Het procesverbaal der inbeslagneming vermeldde, dat de ladetafel sterk naar buskruit rook.
Een metselaar, van zijn werk naar huis keerende, vergat op een bank bij de brug van Austerlitz een pakje. Dat pakje werd naar den wachtpost gebracht. Men opende het en vond er twee gedrukte samenspraken in, onderteekend: Lahautière, en een liedje getiteld: Ouvriers, associez-vous (werklieden, vereenigt u), en een blikken doos vol patronen.
Een werkman, die met een zijner kameraads dronk, liet dezen voelen hoe warm hij was; de andere voelde een pistool onder zijn buis.
In een grebbe op den boulevard, tusschen Père Lachaise en de barrière du Trône, vonden kinderen, die op een eenzame plek speelden, onder een hoop spaanders en afval, een zak, waarin een kogelvorm, een houten hamer om patronen te maken, een bakje waarin eenig jachtkruit en een ijzeren potje, dat sporen bevatte van gesmolten lood.

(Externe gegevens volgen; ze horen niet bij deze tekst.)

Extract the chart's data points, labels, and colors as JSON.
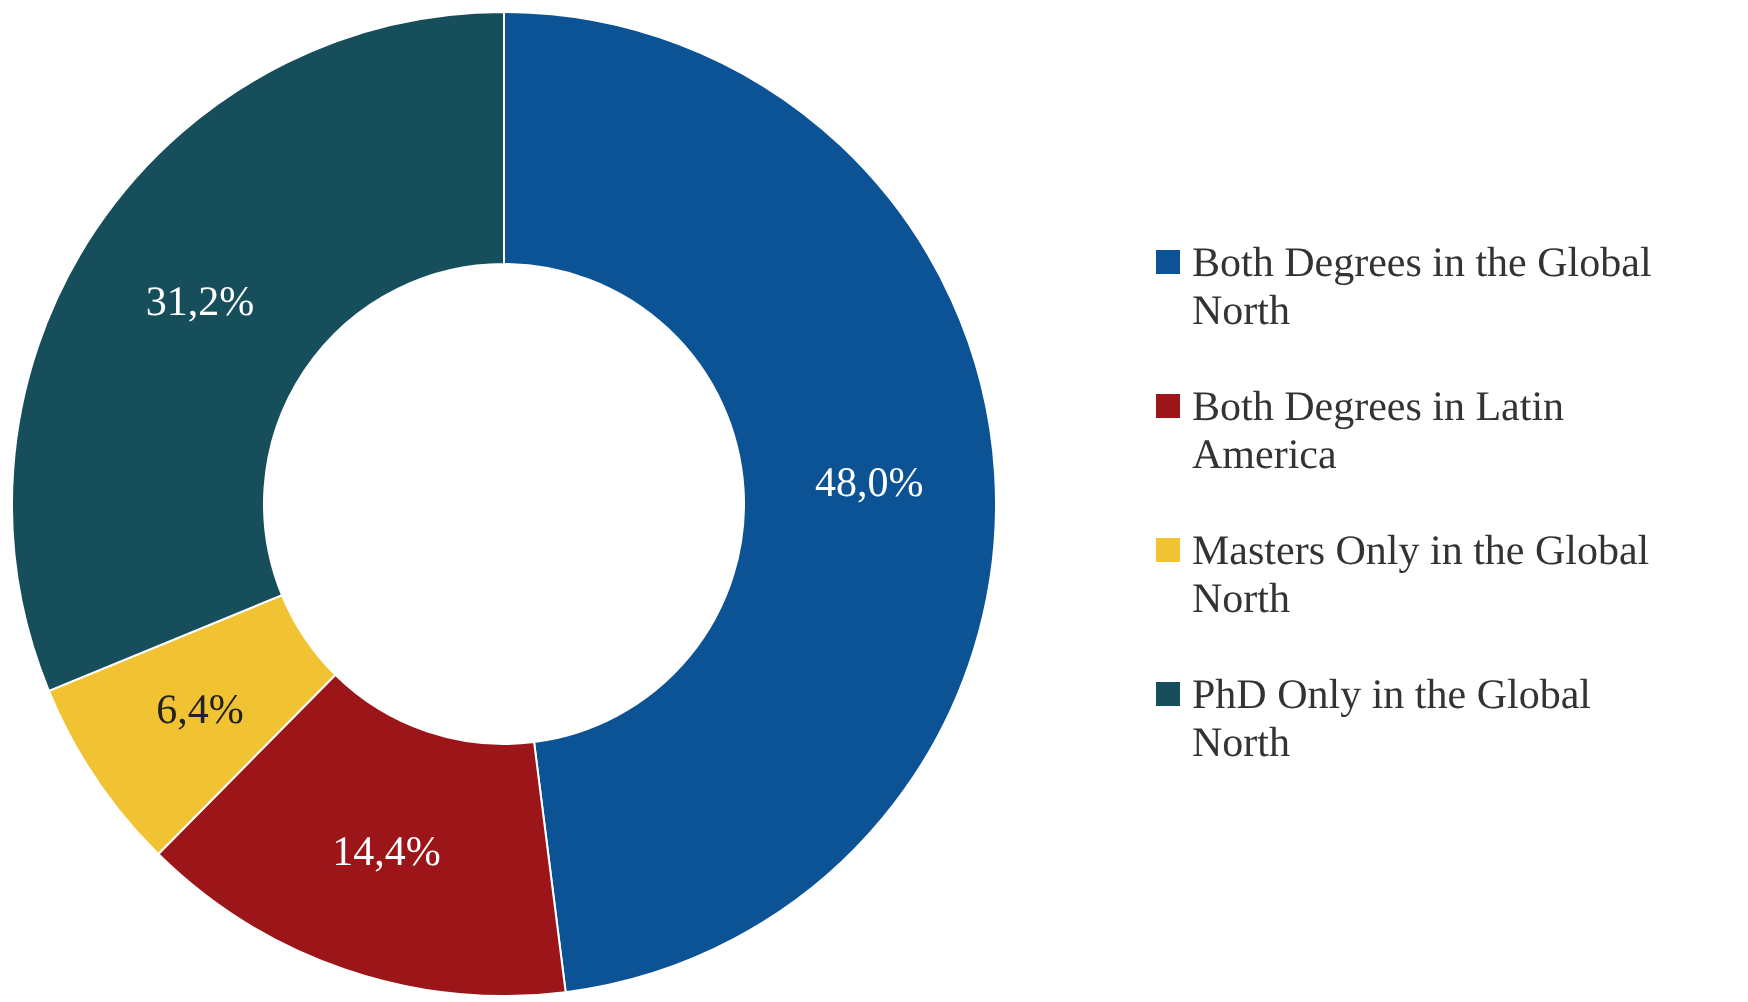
{
  "chart_data": {
    "type": "donut",
    "categories": [
      "Both Degrees in the Global North",
      "Both Degrees in Latin America",
      "Masters Only in the Global North",
      "PhD Only in the Global North"
    ],
    "values": [
      48.0,
      14.4,
      6.4,
      31.2
    ],
    "colors": [
      "#0b5394",
      "#9b1519",
      "#f1c232",
      "#174e5c"
    ],
    "value_labels": [
      "48,0%",
      "14,4%",
      "6,4%",
      "31,2%"
    ],
    "legend": "right"
  }
}
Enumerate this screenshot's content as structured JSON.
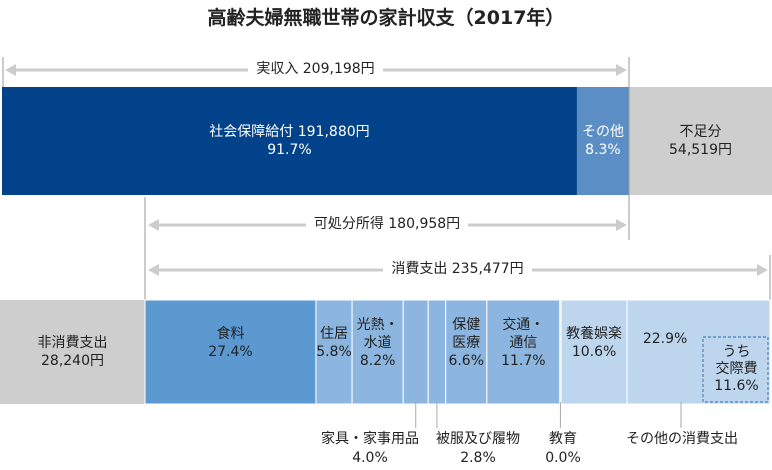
{
  "title": "高齢夫婦無職世帯の家計収支（2017年）",
  "colors": {
    "income_main": "#02428a",
    "income_other": "#5b8ec5",
    "shortfall": "#cecece",
    "food": "#5b99d0",
    "mid": "#8cb6df",
    "light": "#bdd6ee",
    "non_consumption": "#cecece",
    "arrow": "#cccccc",
    "leader": "#aaaaaa"
  },
  "labels": {
    "income": "実収入 209,198円",
    "disposable": "可処分所得 180,958円",
    "consumption": "消費支出 235,477円"
  },
  "income": {
    "social": {
      "label": "社会保障給付 191,880円",
      "pct": "91.7%",
      "share": 91.7
    },
    "other": {
      "label": "その他",
      "pct": "8.3%",
      "share": 8.3
    },
    "shortfall": {
      "label": "不足分",
      "value": "54,519円"
    }
  },
  "non_consumption": {
    "label": "非消費支出",
    "value": "28,240円"
  },
  "chart_data": {
    "type": "bar",
    "title": "高齢夫婦無職世帯の家計収支（2017年）",
    "income": {
      "total": 209198,
      "disposable_income": 180958,
      "components": [
        {
          "name": "社会保障給付",
          "value": 191880,
          "share": 91.7
        },
        {
          "name": "その他",
          "share": 8.3
        }
      ],
      "shortfall": 54519
    },
    "expenditure": {
      "consumption_total": 235477,
      "non_consumption": 28240,
      "consumption_items": [
        {
          "name": "食料",
          "share": 27.4
        },
        {
          "name": "住居",
          "share": 5.8
        },
        {
          "name": "光熱・水道",
          "share": 8.2
        },
        {
          "name": "家具・家事用品",
          "share": 4.0
        },
        {
          "name": "被服及び履物",
          "share": 2.8
        },
        {
          "name": "保健医療",
          "share": 6.6
        },
        {
          "name": "交通・通信",
          "share": 11.7
        },
        {
          "name": "教育",
          "share": 0.0
        },
        {
          "name": "教養娯楽",
          "share": 10.6
        },
        {
          "name": "その他の消費支出",
          "share": 22.9
        }
      ],
      "sub_item": {
        "name": "うち交際費",
        "share": 11.6
      }
    }
  },
  "segments": [
    {
      "key": "food",
      "lines": [
        "食料"
      ],
      "pct": "27.4%",
      "color": "food",
      "text": "dark",
      "inside": true
    },
    {
      "key": "housing",
      "lines": [
        "住居"
      ],
      "pct": "5.8%",
      "color": "mid",
      "text": "dark",
      "inside": true
    },
    {
      "key": "utilities",
      "lines": [
        "光熱・",
        "水道"
      ],
      "pct": "8.2%",
      "color": "mid",
      "text": "dark",
      "inside": true
    },
    {
      "key": "furniture",
      "lines": [
        "家具・家事用品"
      ],
      "pct": "4.0%",
      "color": "mid",
      "text": "dark",
      "inside": false
    },
    {
      "key": "clothing",
      "lines": [
        "被服及び履物"
      ],
      "pct": "2.8%",
      "color": "mid",
      "text": "dark",
      "inside": false
    },
    {
      "key": "medical",
      "lines": [
        "保健",
        "医療"
      ],
      "pct": "6.6%",
      "color": "mid",
      "text": "dark",
      "inside": true
    },
    {
      "key": "transport",
      "lines": [
        "交通・",
        "通信"
      ],
      "pct": "11.7%",
      "color": "mid",
      "text": "dark",
      "inside": true
    },
    {
      "key": "education",
      "lines": [
        "教育"
      ],
      "pct": "0.0%",
      "color": "light",
      "text": "dark",
      "inside": false
    },
    {
      "key": "recreation",
      "lines": [
        "教養娯楽"
      ],
      "pct": "10.6%",
      "color": "light",
      "text": "dark",
      "inside": true
    },
    {
      "key": "other",
      "lines": [
        "その他の消費支出"
      ],
      "pct": "22.9%",
      "color": "light",
      "text": "dark",
      "inside": false
    }
  ],
  "sub_item": {
    "lines": [
      "うち",
      "交際費"
    ],
    "pct": "11.6%"
  }
}
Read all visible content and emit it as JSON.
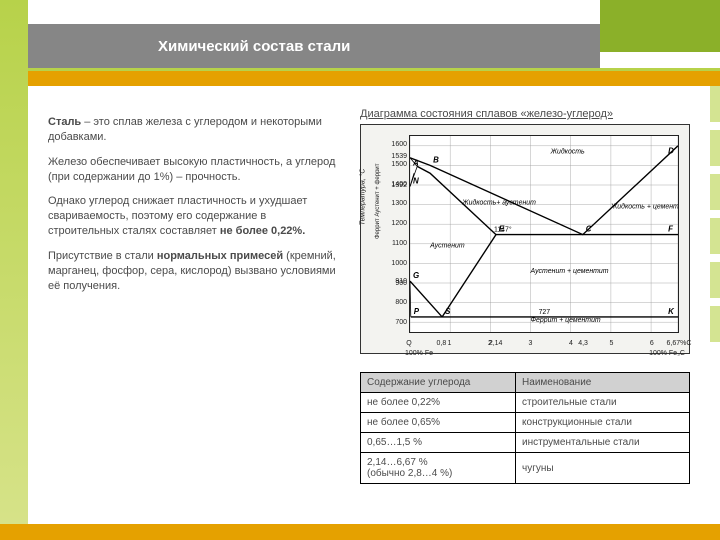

Politieagenten, die onverhoeds te vijf uren ’s ochtends het huis van een zekeren Pardon binnendrongen, die later lid der sectie van de barricade Merry was, en in den opstand van April 1834 sneuvelde, vonden hem bij zijn bed bezig met patronen maken.
Omstreeks het schoftuur der werklieden, werden twee mannen gezien, die elkander, tusschen de barrière Picpus en de barrière Charenton op een smal pad tusschen twee muren bij een herberg ontmoetten. De een nam van onder zijn kiel een pistool, dat hij den ander gaf. Hij bespeurde, dat het kruit door het zweet van zijn borst eenigszins vochtig was geworden. Hij opende de pan van het pistool en voegde er nieuw kruit bij. Daarop scheidden beide mannen.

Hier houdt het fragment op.